The striking geographic diversity of China includes just about every topographical feature imaginable, including mountains, plateaus, broad plains, grasslands, basins, gentle hills, islands, tidal flatlands, desert, glaciers, and frozen tundra.
China is a country with over 1,500 large rivers and 370 large lakes and the Tibetan Plateau is the source for some of the world's mightiest river drainage systems, including the Yangtze River, the Yellow River and the Mekong River. In addition, over 5,000 islands are scattered throughout China's vast territorial waters from the Gulf of Bo Hai in the north to the extreme southern extent of the South China Sea.
China is primarily a mountainous nation with a landscape that descends from west to east across three distinct tiers.

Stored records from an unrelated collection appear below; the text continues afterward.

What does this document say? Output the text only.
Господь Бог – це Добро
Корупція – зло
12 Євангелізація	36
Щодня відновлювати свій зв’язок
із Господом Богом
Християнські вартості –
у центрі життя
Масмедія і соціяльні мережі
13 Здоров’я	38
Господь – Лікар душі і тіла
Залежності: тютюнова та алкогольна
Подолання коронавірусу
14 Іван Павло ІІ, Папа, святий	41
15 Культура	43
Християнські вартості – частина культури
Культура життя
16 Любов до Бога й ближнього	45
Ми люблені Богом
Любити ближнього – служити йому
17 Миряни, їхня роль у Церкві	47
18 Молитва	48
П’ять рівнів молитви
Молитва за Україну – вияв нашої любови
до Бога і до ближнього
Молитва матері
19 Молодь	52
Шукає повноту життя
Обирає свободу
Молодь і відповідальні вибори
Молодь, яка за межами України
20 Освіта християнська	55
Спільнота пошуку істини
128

The highest tier is the Tibetan Plateau, a rugged land situated in southwest China that averages over 4,000 meters (13,100 ft) above sea level. North and east of this plateau, the land suddenly drops to an average elevation between 1,000 and 2,000 meters (3,280 to 6,560 feet) above sea level. The final tier is the vast expanse of land characterized by low hills averaging 500 m in elevation and broad coastal plains; the Manchurian Plain in northeast China, the densely populated North China Plain that spreads south along the Gulf of Bo Hai and the Yellow Sea to the great Yangtze River basin, and, further south, the dramatic topography of the southern coastal lowlands, a blend of unusually shaped cliffs, gorges, and waterfalls.
Known to the West for centuries as the island of Formosa, Taiwan is the largest of China's islands. It took the name Formosa in the mid-16th Century, when Portuguese mariners sailing northward from the South China Sea first spotted this splendid island rising out of the sea. Some sailors were so taken by the sight they blurted out, "Ilha Formosa !" (What a beautiful island !). To the natives it has always been "Taiwan" (Bay of Terraces).